Abandon de poste, le décret d’application est paru

La loi n°2022-1598 du 21 décembre 2022 portant mesures d’urgence relatives au fonctionnement du marché du travail, inclut notamment un nouvel article L.1237-1-1 qui prévoit qu’un salarié qui abandonne son poste et ne reprend pas le travail dans le délai fixé par l’employeur, après avoir été mis en demeure de justifier son absence et de reprendre son poste, par lettre recommandée ou par lettre remise en main propre contre décharge, est présumé avoir démissionné à l’expiration de ce délai. 

Le décret n°2023-275 du 17 avril 2023 précise les modalités d’application de cette présomption. 

Le texte prévoit que le délai fixé par l’employeur ne peut être inférieur à 15 jours après la notification de la mise en demeure. 

Par ailleurs, le décret précise que le salarié peut se prévaloir d’un motif légitime et faire obstacle à la présomption de démission, comme notamment des raisons médicales, l’exercice du droit de retrait (article L. 4131-1), l’exercice du droit de grève (article L. 2511-1), le refus (du salarié) d’exécuter une instruction contraire à une réglementation ou la modification du contrat de travail à l’initiative de l’employeur.

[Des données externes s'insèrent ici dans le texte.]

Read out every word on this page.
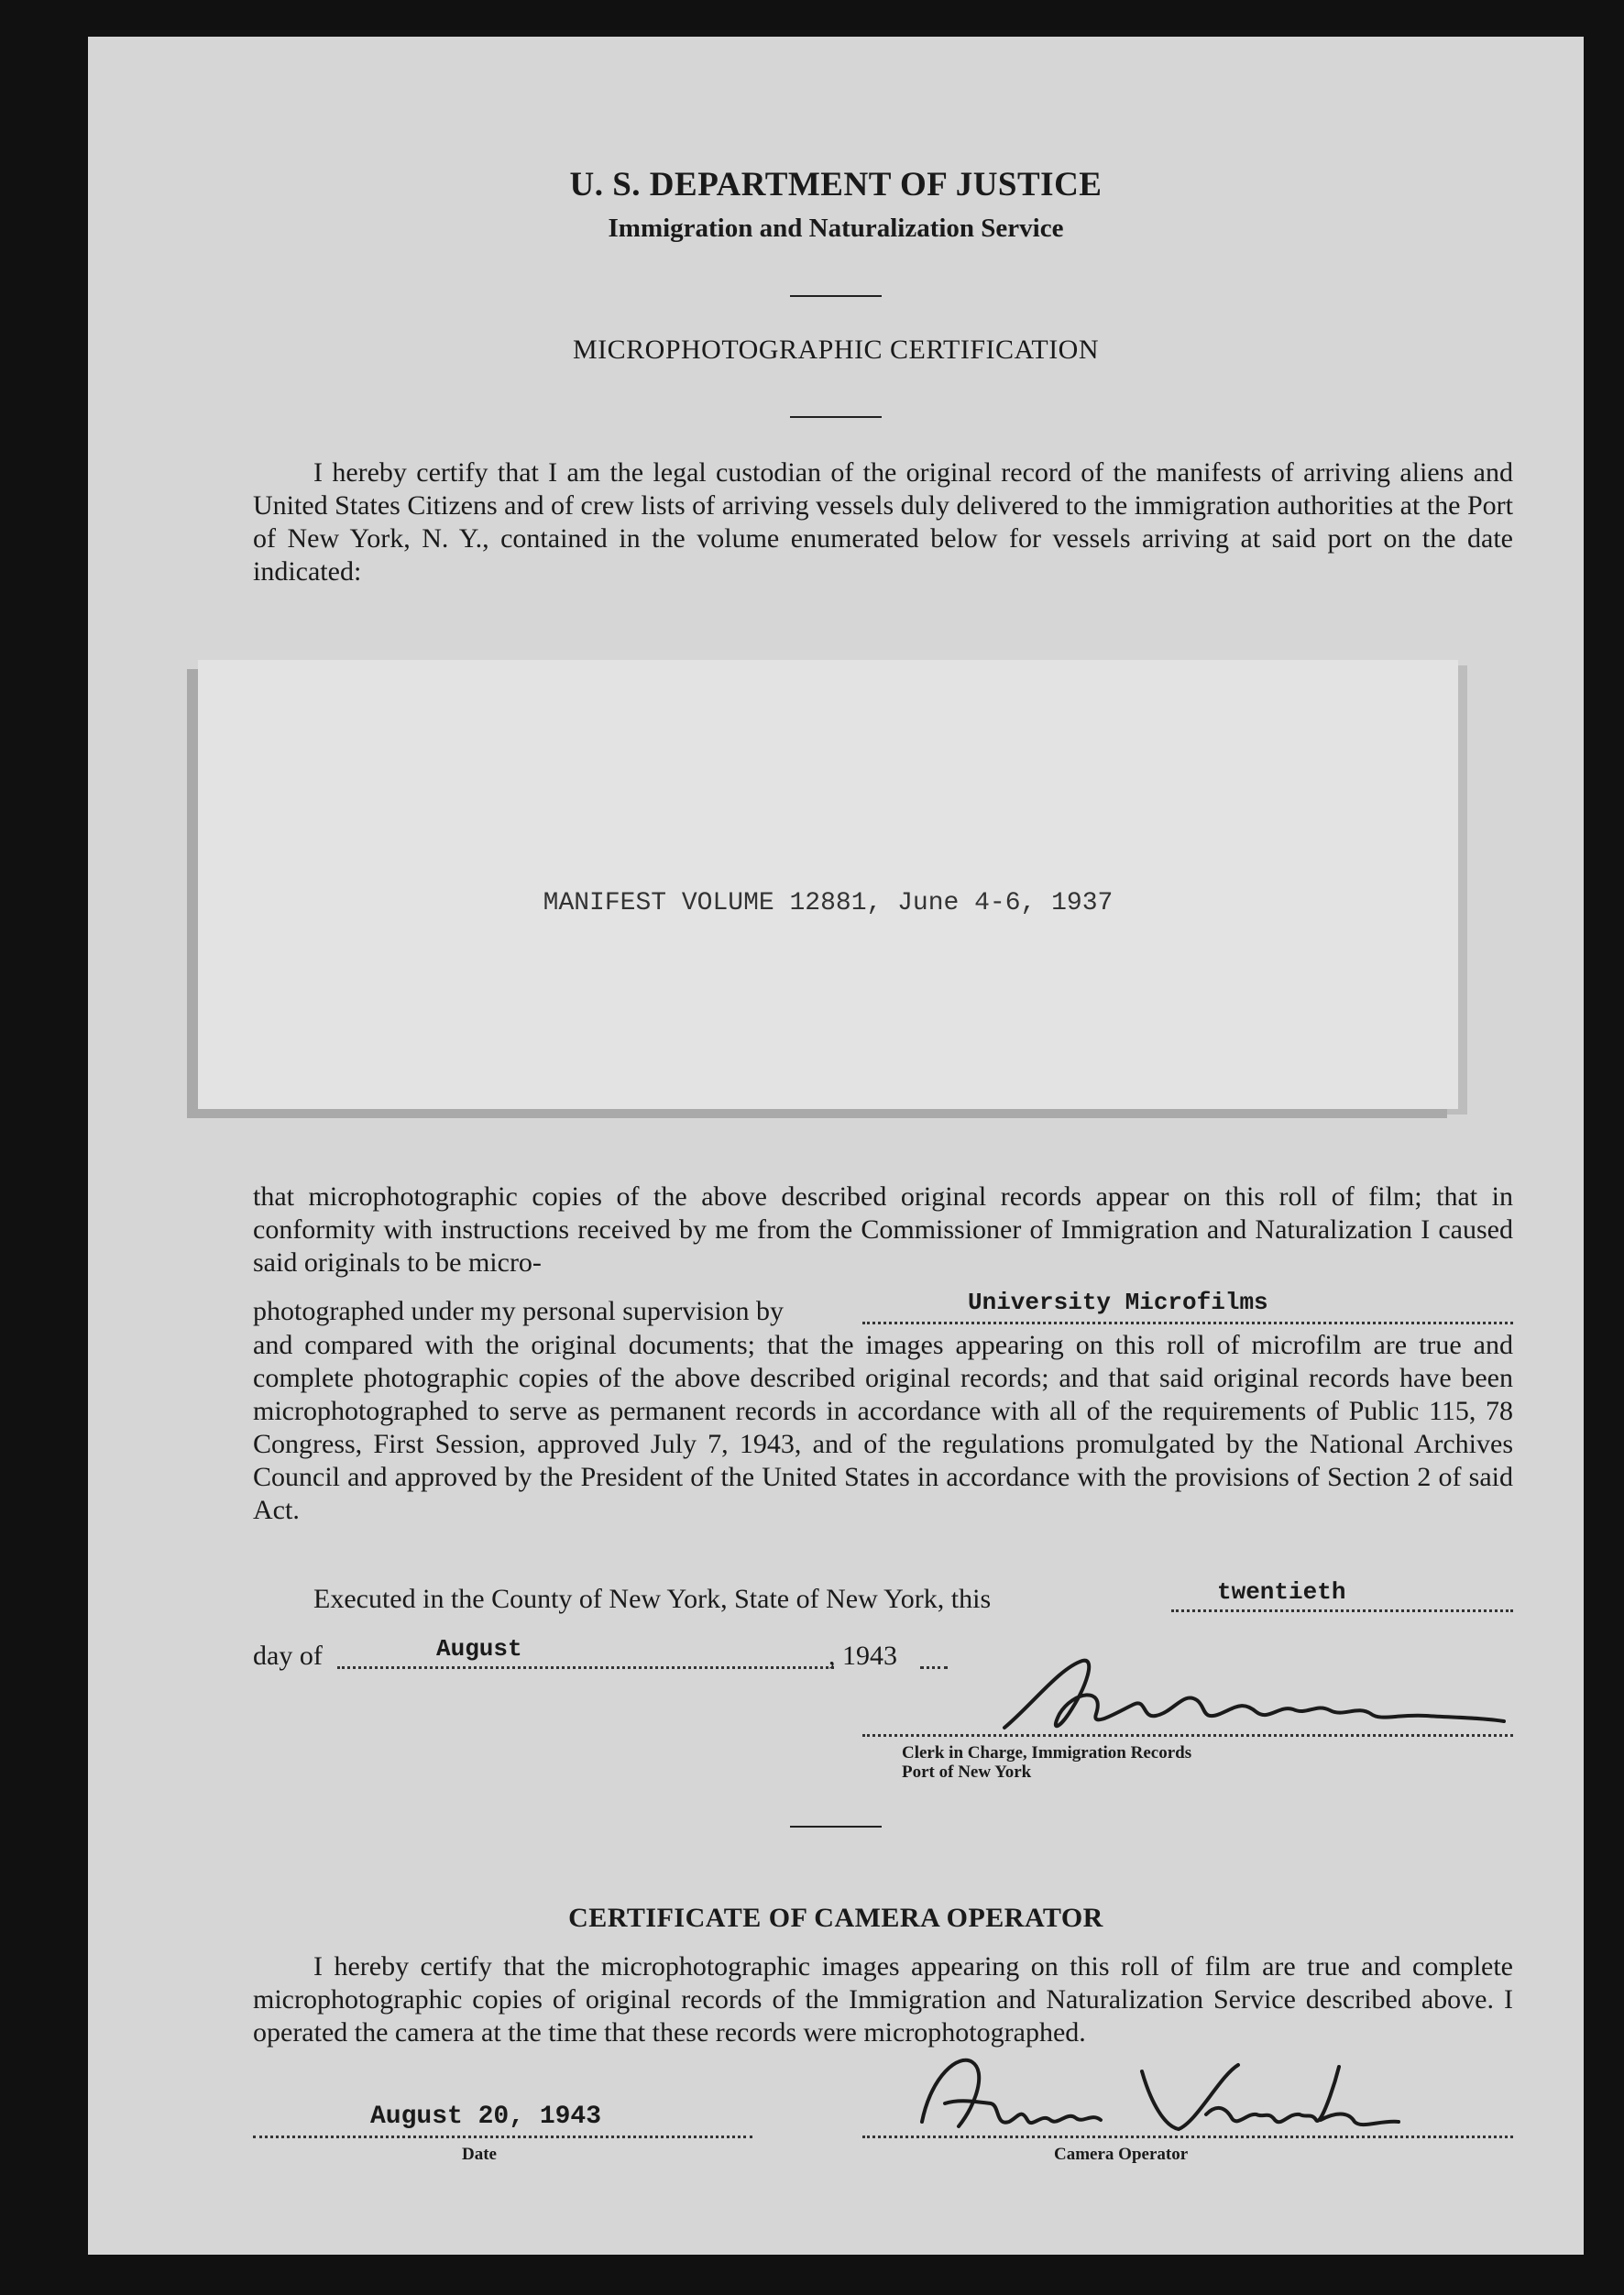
U. S. DEPARTMENT OF JUSTICE
Immigration and Naturalization Service
MICROPHOTOGRAPHIC CERTIFICATION
I hereby certify that I am the legal custodian of the original record of the manifests of arriving aliens and United States Citizens and of crew lists of arriving vessels duly delivered to the immigration authorities at the Port of New York, N. Y., contained in the volume enumerated below for vessels arriving at said port on the date indicated:
MANIFEST VOLUME 12881, June 4-6, 1937
that microphotographic copies of the above described original records appear on this roll of film; that in conformity with instructions received by me from the Commissioner of Immigration and Naturalization I caused said originals to be micro-
photographed under my personal supervision by	University Microfilms
and compared with the original documents; that the images appearing on this roll of microfilm are true and complete photographic copies of the above described original records; and that said original records have been microphotographed to serve as permanent records in accordance with all of the requirements of Public 115, 78 Congress, First Session, approved July 7, 1943, and of the regulations promulgated by the National Archives Council and approved by the President of the United States in accordance with the provisions of Section 2 of said Act.
Executed in the County of New York, State of New York, this	twentieth
day of	August	, 1943
Clerk in Charge, Immigration Records
Port of New York
CERTIFICATE OF CAMERA OPERATOR
I hereby certify that the microphotographic images appearing on this roll of film are true and complete microphotographic copies of original records of the Immigration and Naturalization Service described above. I operated the camera at the time that these records were microphotographed.
August 20, 1943
Date	Camera Operator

Il doit alors indiquer le motif qu’il invoque dans la réponse à la mise en demeure de l’employeur. 

C’est donc une présomption simple et la charge de la preuve pèse alors sur le salarié. 

En cas de contentieux, l’article L.1237-1-1 du code du travail prévoit une procédure accélérée comme en matière de prise d’acte ou de résiliation judiciaire : le salarié peut saisir directement le bureau de jugement du conseil de prud’hommes, qui dispose (en principe) d’un mois pour statuer.

Dès lors que le demandeur pourra prouver un motif légitime à son absence (et la liste donnée par le décret n’est pas exhaustive), la rupture du contrat emportera les effets d’un licenciement sans cause réelle et sérieuse).

L’action du salarié devrait être prescrite dans les 12 mois de la rupture effective, donc passé le délai donné au salarié par l’employeur pour répondre à la mise en demeure, comme pour les actions en contestation d’une démission. 

Toutefois, il n’y a pas de certitude absolue sur le point de départ de cette action. En effet, si le salarié invoque une modification de son contrat de travail ou un manquement de l’employeur à ses obligations, le délai de prescription ne pourrait-il pas alors être celui de deux ans, relatif à l’exécution du contrat de travail ? 

Enfin, selon le ministère du travail (cf. Questions-Réponses publié le 18 avril dernier), la procédure de licenciement pour absence injustifiée n’est plus possible : « si l’employeur désire mettre fin à la relation de travail avec le salarié qui a abandonné son poste, il doit mettre en œuvre la procédure de mise en demeure et de présomption de démission. Il n’a plus vocation à engager une procédure de licenciement pour faute. »

Il appartiendra à la jurisprudence de se prononcer sur ce point. Toutefois, il y a lieu de s’interroger sur le risque de contentieux en cas de licenciement pour abandon de poste : un salarié qui abandonne son poste sans motif légitime aura tout intérêt à être licencié et… allocataire de pôle emploi.